I’m not sure that that’s quite the best approach for brand-new undergrads just out of high school. There’s a lot of equipment that you wouldn’t even know what it was without explanation, a lot more that you might know what it was but with no idea how to use it, and a lot of really cool experiments that I wouldn’t expect undergrads to think of to do. My favorite was using an ordinary machinist’s ruler marked in millimeters to measure the wavelength of a laser to within a nanometer: All you really need for that is the ruler, the laser, some paper, a pencil, and tape, but I wouldn’t expect very many people to figure that one out from scratch.
That could be a worst-case scenario, but it wasn’t in the case I’m describing. IIRC, this was basic Newtonian physics, in a lab that Newton himself would have loved to play in. There were no particle accelerators here. It was delightful because it was like kindergarten for grownups – here are a bunch of toys, play with them and show us what you’ve learned!
The only students who wouldn’t be delighted by that opportunity were those who were uninterested in the class and more interested in football and chasing girls, and those students were not in that program.
I know exactly what you mean. Nothing new about this - in the movie “Real Genius” the evil professor has a TV series called “Everything.”
It’s too bad you got misled. That was not my impression at all.
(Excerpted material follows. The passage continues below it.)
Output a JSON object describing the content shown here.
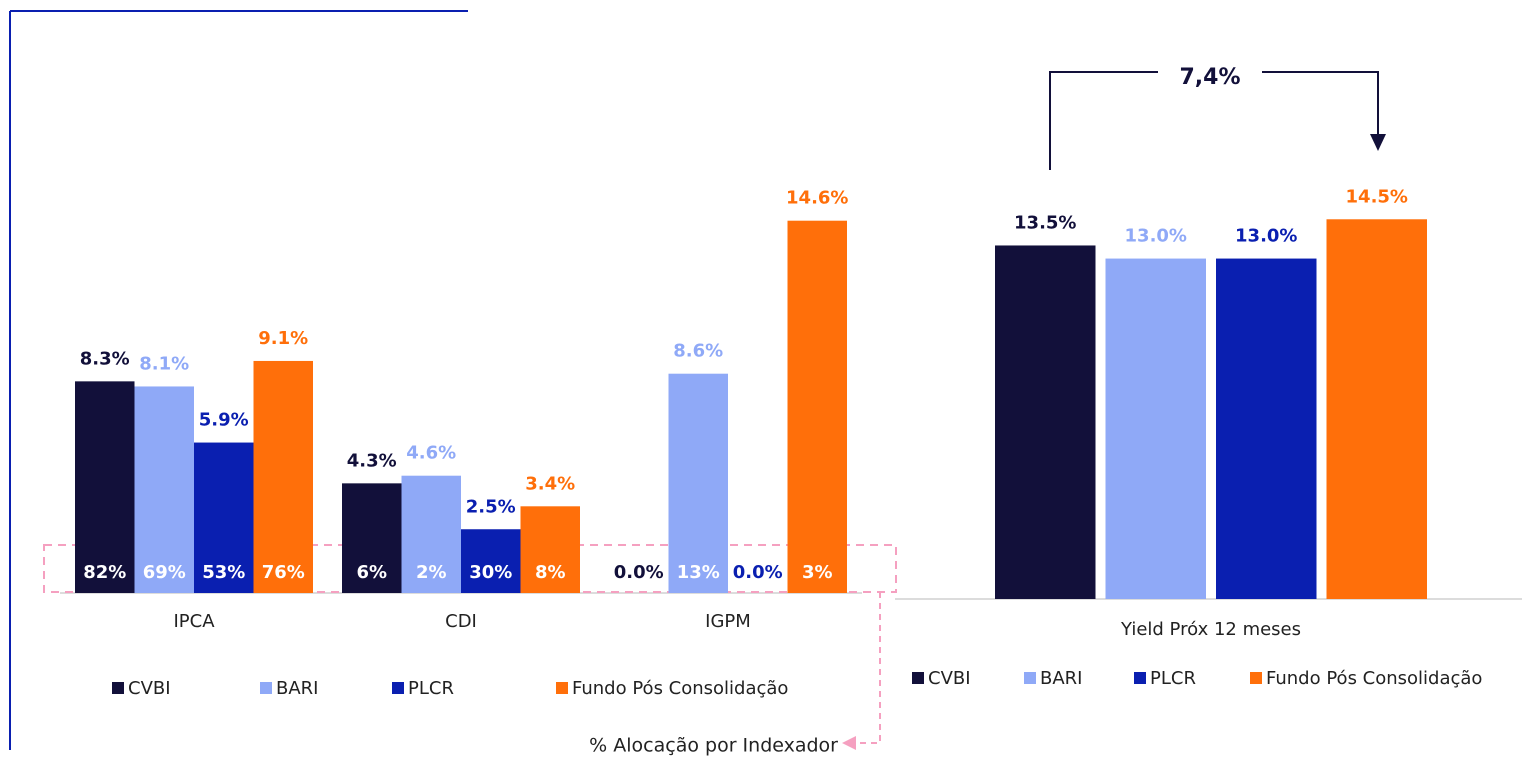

I had a lot more access to faculty than the undergrads in the state school I went to for grad school did - and it was a very good school. It was pure numbers.
My senior year I took a grad level class in computer architecture, which changed my life, and led me to what I did my research on. We also got talks by Bob Noyce and Gordon Bell. To a class of about 30 tops.
A UCSB professor got a Nobel with two other guys for discovering OLEDs. He started a company which was bought by Dupont and hired me. He wasn’t around much at that point but I did very briefly meet him.
When I wanted to talk to The Professor (job titles are different here), I never got past the secretary. I think the professor would have been glad to talk to me, but his secretary was a self-important git who saw it as her job to increase his value by scarcity.
Now you know who the important person in the department was. A friend of mine at MIT was officially majoring in math, but he was awful at it, and was failing everything. He wanted to go into polsci. The secretary of the Math department did a deal where they passed him on the proviso that he never take another math class.
He became a lawyer, a high power one.
I saw MInsky right after my car got stolen, and the secretary in the AI Lab asked how she could get her car stolen too. Maybe that helped. (In Cambridge getting your car stolen was pretty easy.)